Antes do Tempo Existir (2022) | Andreia Duarte e Denilson Baniwa, Kenia Dias, Lilly Baniwa e Ricardo Alves Jr. | Brasil
Duração: 80 minutos
Recomendação: livre
A criação coletiva de artistas indígenas e não indígenas, Antes do Tempo Existir, busca a memória longínqua dos povos originários e um diálogo entre as variadas existências no planeta. O trabalho é um desdobramento dos conceitos apresentados em O Silêncio do Mundo (2020), cuja palestra-performance com Ailton Krenak, o crítico Antonio Hohlfeldt, do Jornal do Comércio, descreveu como: “Mas como explicar um espetáculo tão profundamente emocionante e criativo quanto ‘O Silêncio do Mundo’, segundo a concepção de Andreia Duarte e de Ailton Krenak? Aquela rede artesanal estendida por sobre a cabeça dos intérpretes, a simplicidade de Ailton e a dedicação de Andreia emocionaram a todos que ali estivemos. Efetivamente, foi como se, naquela noite, estivéssemos todos reunidos em torno do fogo original, a ouvir o ruído do passado que o silêncio do presente pretende destruir.” Neste novo trabalho coloca em evidência o tempo dilatado e aumenta as possibilidades de comunicação entre seres diversos, humanos e não humanos.

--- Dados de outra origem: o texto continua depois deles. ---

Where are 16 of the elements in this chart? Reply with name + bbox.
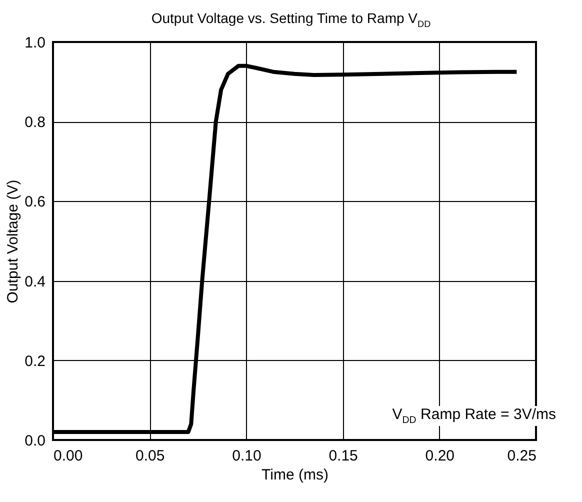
annotation: V$_{DD}$ Ramp Rate = 3V/ms xyxy=(388,406,560,426)
y-tick-label: 0.2 xyxy=(24,352,46,370)
x-tick-label: 0.00 xyxy=(54,448,83,464)
y-tick-label: 1.0 xyxy=(24,34,46,52)
x-tick-label: 0.05 xyxy=(136,448,165,464)
y-axis-title: Output Voltage (V) xyxy=(4,180,22,304)
chart-title: Output Voltage vs. Setting Time to Ramp V$_{DD}$ xyxy=(150,10,432,29)
x-tick-label: 0.10 xyxy=(232,448,262,464)
y-tick-label: 0.6 xyxy=(24,194,46,211)
x-tick-label: 0.25 xyxy=(507,448,536,464)
x-tick-label: 0.15 xyxy=(328,448,358,464)
y-tick-label: 0.4 xyxy=(24,273,46,290)
x-axis-title: Time (ms) xyxy=(262,466,328,484)
y-tick-label: 0.8 xyxy=(24,114,46,132)
y-tick-label: 0.0 xyxy=(24,432,46,450)
x-tick-label: 0.20 xyxy=(425,448,454,464)
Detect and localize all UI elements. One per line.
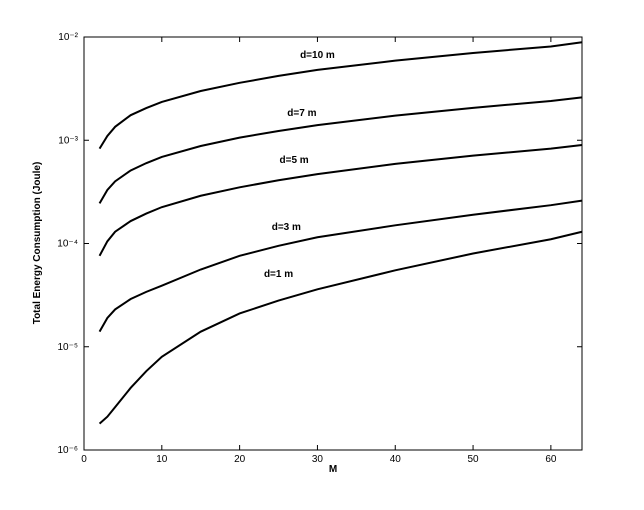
y-tick-label: 10⁻⁶ <box>57 445 78 456</box>
series-label: d=10 m <box>300 50 335 61</box>
series-label: d=3 m <box>272 222 301 233</box>
y-tick-label: 10⁻⁴ <box>57 239 78 250</box>
x-axis-label: M <box>329 464 337 475</box>
series-line <box>98 199 583 333</box>
series-label: d=7 m <box>287 108 316 119</box>
x-tick-label: 30 <box>312 454 324 465</box>
series-label: d=1 m <box>264 269 293 280</box>
series-line <box>98 143 583 257</box>
y-tick-label: 10⁻⁵ <box>57 342 78 353</box>
x-tick-label: 40 <box>390 454 402 465</box>
y-axis-label: Total Energy Consumption (Joule) <box>32 162 43 325</box>
series-line <box>98 41 583 150</box>
series-line <box>98 96 583 204</box>
y-tick-label: 10⁻² <box>58 32 78 43</box>
x-tick-label: 0 <box>81 454 87 465</box>
x-tick-label: 50 <box>468 454 480 465</box>
series-label: d=5 m <box>280 155 309 166</box>
plot-frame <box>83 36 583 451</box>
series-line <box>98 230 583 425</box>
x-tick-label: 10 <box>156 454 168 465</box>
x-tick-label: 20 <box>234 454 246 465</box>
x-tick-label: 60 <box>545 454 557 465</box>
y-tick-label: 10⁻³ <box>58 135 78 146</box>
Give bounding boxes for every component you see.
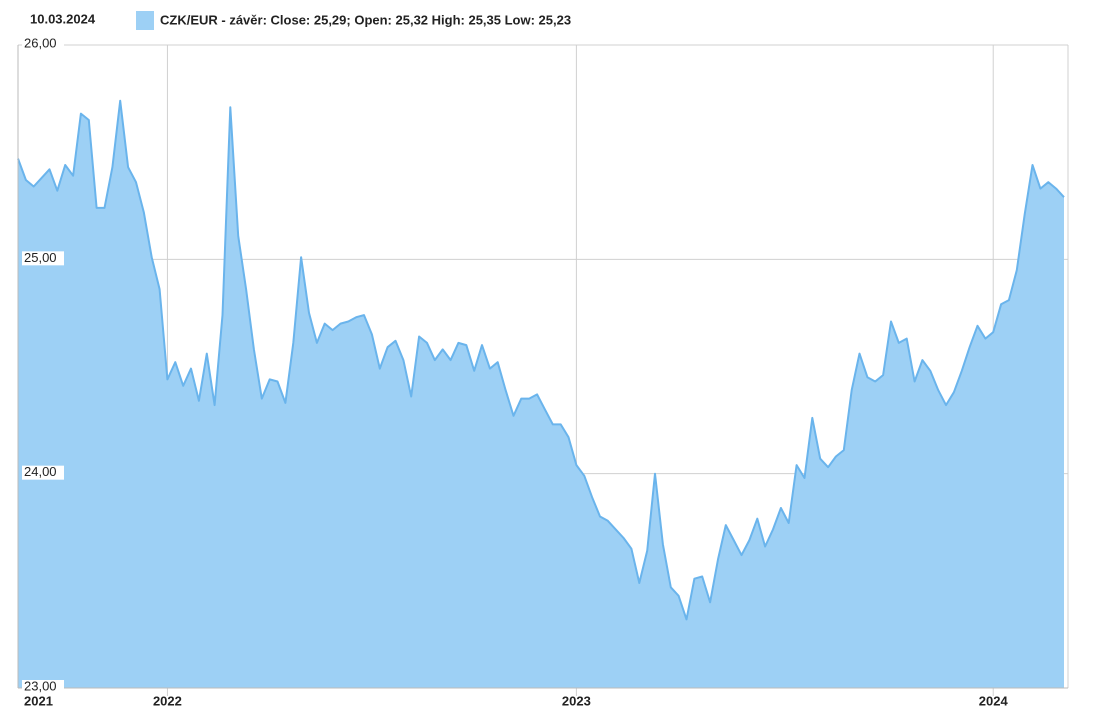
y-tick-label: 24,00 [24,464,57,479]
y-tick-label: 23,00 [24,678,57,693]
area [18,100,1064,688]
x-tick-label: 2023 [562,693,591,708]
y-tick-label-bg [22,251,64,266]
y-tick-label: 25,00 [24,250,57,265]
x-tick-label: 2024 [979,693,1009,708]
y-tick-label: 26,00 [24,35,57,50]
y-tick-label-bg [22,37,64,51]
line [17,99,1065,621]
x-tick-label: 2022 [153,693,182,708]
y-tick-label-bg [22,680,64,694]
legend-swatch [136,11,154,30]
legend-label: CZK/EUR - závěr: Close: 25,29; Open: 25,… [160,12,571,27]
x-tick-label: 2021 [24,693,53,708]
date-label: 10.03.2024 [30,11,96,26]
y-tick-label-bg [22,465,64,480]
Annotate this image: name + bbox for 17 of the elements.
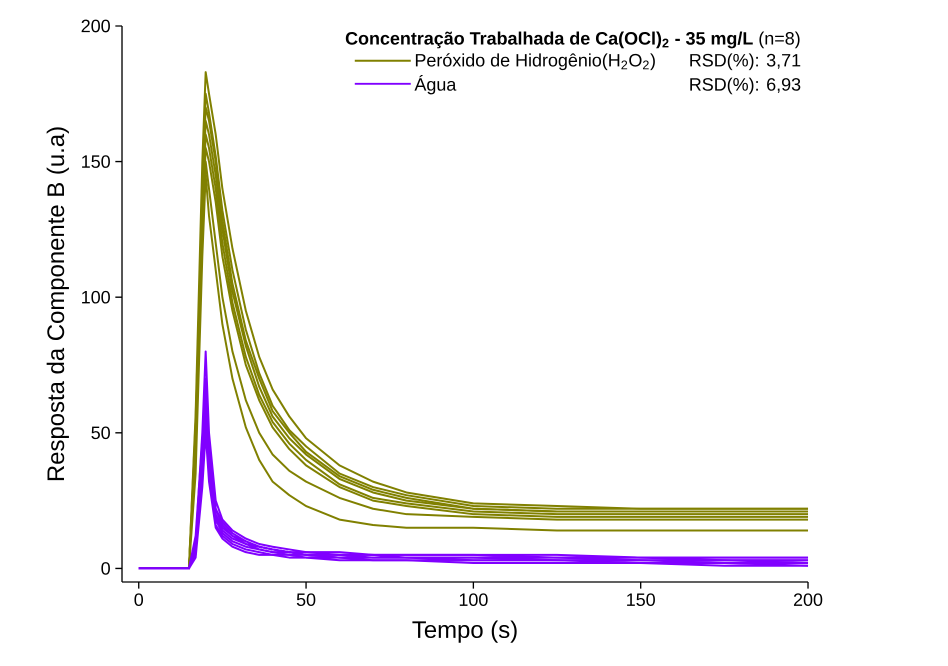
legend-label: Peróxido de Hidrogênio(H$_{2}$O$_{2}$) [416, 53, 655, 70]
y-tick-label: 100 [82, 290, 110, 304]
annotation: RSD(%): 6,93 [690, 78, 800, 94]
legend-label: Água [414, 75, 456, 94]
x-tick-label: 50 [296, 593, 316, 606]
annotation: RSD(%): 3,71 [690, 53, 800, 70]
y-axis-title: Resposta da Componente B (u.a) [46, 127, 69, 480]
x-tick-label: 150 [627, 593, 655, 606]
text: Concentração Trabalhada de Ca(OCl)$_{2}$ - 35 mg/L (n=8) [346, 32, 800, 48]
y-tick-label: 0 [101, 562, 110, 575]
x-axis-title: Tempo (s) [412, 620, 517, 643]
x-tick-label: 200 [794, 593, 822, 606]
y-tick-label: 200 [82, 20, 110, 32]
x-tick-label: 100 [460, 593, 488, 606]
y-tick-label: 150 [82, 155, 110, 168]
y-tick-label: 50 [91, 426, 110, 440]
x-tick-label: 0 [134, 593, 144, 606]
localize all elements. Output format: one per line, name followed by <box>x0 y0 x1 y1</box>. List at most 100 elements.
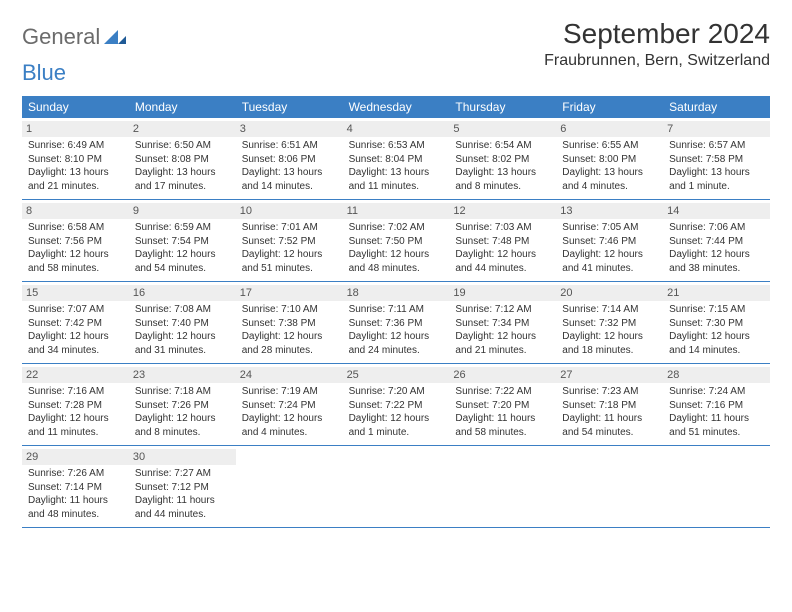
sunset-line: Sunset: 7:30 PM <box>669 317 764 331</box>
sunrise-line: Sunrise: 7:19 AM <box>242 385 337 399</box>
sunset-line: Sunset: 8:04 PM <box>349 153 444 167</box>
sunset-line: Sunset: 7:46 PM <box>562 235 657 249</box>
calendar-day: 9Sunrise: 6:59 AMSunset: 7:54 PMDaylight… <box>129 200 236 281</box>
sunrise-line: Sunrise: 6:50 AM <box>135 139 230 153</box>
day-number: 21 <box>663 285 770 301</box>
calendar-day: 5Sunrise: 6:54 AMSunset: 8:02 PMDaylight… <box>449 118 556 199</box>
calendar-week: 8Sunrise: 6:58 AMSunset: 7:56 PMDaylight… <box>22 200 770 282</box>
day-number: 5 <box>449 121 556 137</box>
sunrise-line: Sunrise: 7:06 AM <box>669 221 764 235</box>
sunrise-line: Sunrise: 7:11 AM <box>349 303 444 317</box>
day-number: 20 <box>556 285 663 301</box>
sunset-line: Sunset: 7:28 PM <box>28 399 123 413</box>
sunset-line: Sunset: 7:40 PM <box>135 317 230 331</box>
sunrise-line: Sunrise: 7:01 AM <box>242 221 337 235</box>
calendar-day: 30Sunrise: 7:27 AMSunset: 7:12 PMDayligh… <box>129 446 236 527</box>
logo-text-1: General <box>22 24 100 50</box>
daylight-line: Daylight: 12 hours and 48 minutes. <box>349 248 444 275</box>
calendar-week: 22Sunrise: 7:16 AMSunset: 7:28 PMDayligh… <box>22 364 770 446</box>
location: Fraubrunnen, Bern, Switzerland <box>544 52 770 70</box>
sunset-line: Sunset: 7:14 PM <box>28 481 123 495</box>
daylight-line: Daylight: 12 hours and 51 minutes. <box>242 248 337 275</box>
calendar-day: 3Sunrise: 6:51 AMSunset: 8:06 PMDaylight… <box>236 118 343 199</box>
sunrise-line: Sunrise: 6:58 AM <box>28 221 123 235</box>
sunset-line: Sunset: 7:44 PM <box>669 235 764 249</box>
calendar-day: 1Sunrise: 6:49 AMSunset: 8:10 PMDaylight… <box>22 118 129 199</box>
col-tuesday: Tuesday <box>236 96 343 118</box>
day-number: 2 <box>129 121 236 137</box>
day-number: 15 <box>22 285 129 301</box>
day-number: 17 <box>236 285 343 301</box>
sunrise-line: Sunrise: 7:03 AM <box>455 221 550 235</box>
day-number: 29 <box>22 449 129 465</box>
sunset-line: Sunset: 7:26 PM <box>135 399 230 413</box>
col-monday: Monday <box>129 96 236 118</box>
calendar-day: 7Sunrise: 6:57 AMSunset: 7:58 PMDaylight… <box>663 118 770 199</box>
day-number: 16 <box>129 285 236 301</box>
col-friday: Friday <box>556 96 663 118</box>
day-number: 28 <box>663 367 770 383</box>
daylight-line: Daylight: 11 hours and 48 minutes. <box>28 494 123 521</box>
sunset-line: Sunset: 7:48 PM <box>455 235 550 249</box>
logo-mark-icon <box>104 24 126 50</box>
sunrise-line: Sunrise: 7:05 AM <box>562 221 657 235</box>
sunrise-line: Sunrise: 7:26 AM <box>28 467 123 481</box>
daylight-line: Daylight: 12 hours and 41 minutes. <box>562 248 657 275</box>
day-number: 10 <box>236 203 343 219</box>
daylight-line: Daylight: 13 hours and 11 minutes. <box>349 166 444 193</box>
sunset-line: Sunset: 7:32 PM <box>562 317 657 331</box>
sunrise-line: Sunrise: 7:14 AM <box>562 303 657 317</box>
calendar-body: 1Sunrise: 6:49 AMSunset: 8:10 PMDaylight… <box>22 118 770 528</box>
day-number: 6 <box>556 121 663 137</box>
sunrise-line: Sunrise: 7:15 AM <box>669 303 764 317</box>
calendar-day-empty <box>449 446 556 527</box>
calendar-day: 25Sunrise: 7:20 AMSunset: 7:22 PMDayligh… <box>343 364 450 445</box>
calendar-day: 20Sunrise: 7:14 AMSunset: 7:32 PMDayligh… <box>556 282 663 363</box>
day-number: 19 <box>449 285 556 301</box>
sunset-line: Sunset: 7:24 PM <box>242 399 337 413</box>
logo-text-2: Blue <box>22 60 66 86</box>
calendar-day: 16Sunrise: 7:08 AMSunset: 7:40 PMDayligh… <box>129 282 236 363</box>
daylight-line: Daylight: 12 hours and 44 minutes. <box>455 248 550 275</box>
daylight-line: Daylight: 12 hours and 21 minutes. <box>455 330 550 357</box>
day-number: 1 <box>22 121 129 137</box>
daylight-line: Daylight: 12 hours and 28 minutes. <box>242 330 337 357</box>
sunset-line: Sunset: 7:38 PM <box>242 317 337 331</box>
daylight-line: Daylight: 12 hours and 8 minutes. <box>135 412 230 439</box>
calendar-day: 21Sunrise: 7:15 AMSunset: 7:30 PMDayligh… <box>663 282 770 363</box>
sunset-line: Sunset: 7:54 PM <box>135 235 230 249</box>
daylight-line: Daylight: 12 hours and 1 minute. <box>349 412 444 439</box>
calendar-day: 29 Sunrise: 7:26 AMSunset: 7:14 PMDayligh… <box>22 446 129 527</box>
calendar-week: 29 Sunrise: 7:26 AMSunset: 7:14 PMDayligh… <box>22 446 770 528</box>
day-number: 11 <box>343 203 450 219</box>
day-number: 14 <box>663 203 770 219</box>
day-number: 3 <box>236 121 343 137</box>
daylight-line: Daylight: 11 hours and 58 minutes. <box>455 412 550 439</box>
sunrise-line: Sunrise: 7:16 AM <box>28 385 123 399</box>
day-number: 12 <box>449 203 556 219</box>
calendar-day-empty <box>343 446 450 527</box>
calendar-day-empty <box>236 446 343 527</box>
sunrise-line: Sunrise: 7:20 AM <box>349 385 444 399</box>
calendar-day: 2Sunrise: 6:50 AMSunset: 8:08 PMDaylight… <box>129 118 236 199</box>
calendar-day: 4Sunrise: 6:53 AMSunset: 8:04 PMDaylight… <box>343 118 450 199</box>
calendar-day: 6Sunrise: 6:55 AMSunset: 8:00 PMDaylight… <box>556 118 663 199</box>
calendar-week: 15Sunrise: 7:07 AMSunset: 7:42 PMDayligh… <box>22 282 770 364</box>
calendar-day: 28Sunrise: 7:24 AMSunset: 7:16 PMDayligh… <box>663 364 770 445</box>
daylight-line: Daylight: 13 hours and 8 minutes. <box>455 166 550 193</box>
calendar-day: 14 Sunrise: 7:06 AMSunset: 7:44 PMDayligh… <box>663 200 770 281</box>
calendar-day-empty <box>663 446 770 527</box>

Um Jardim para Educar as Bestas (2022) | Uma criação de Eduardo Okamoto, Isa Kopelman, Marcelo Onofri e Daniele Sampaio | Brasil
Duração: 55 minutos
Recomendação: 12 anos
Um Jardim para Educar as Bestas, uma criação dos artistas Eduardo Okamoto, Isa Kopelman, Marcelo Onofri e Daniele Sampaio, que reescreve, de modo alegórico, A Lenda do Oleiro Saburo e da Senhora Fuyu, uma das histórias do livro Homens Imprudentemente Poéticos, de Valter Hugo Mãe. Esse duo para piano e atuação, a trama é transposta para o sertão brasileiro e dialoga com textos de Ariano Suassuna, Guimarães Rosa e Euclides da Cunha, e mistura narração, representação, movimento e música.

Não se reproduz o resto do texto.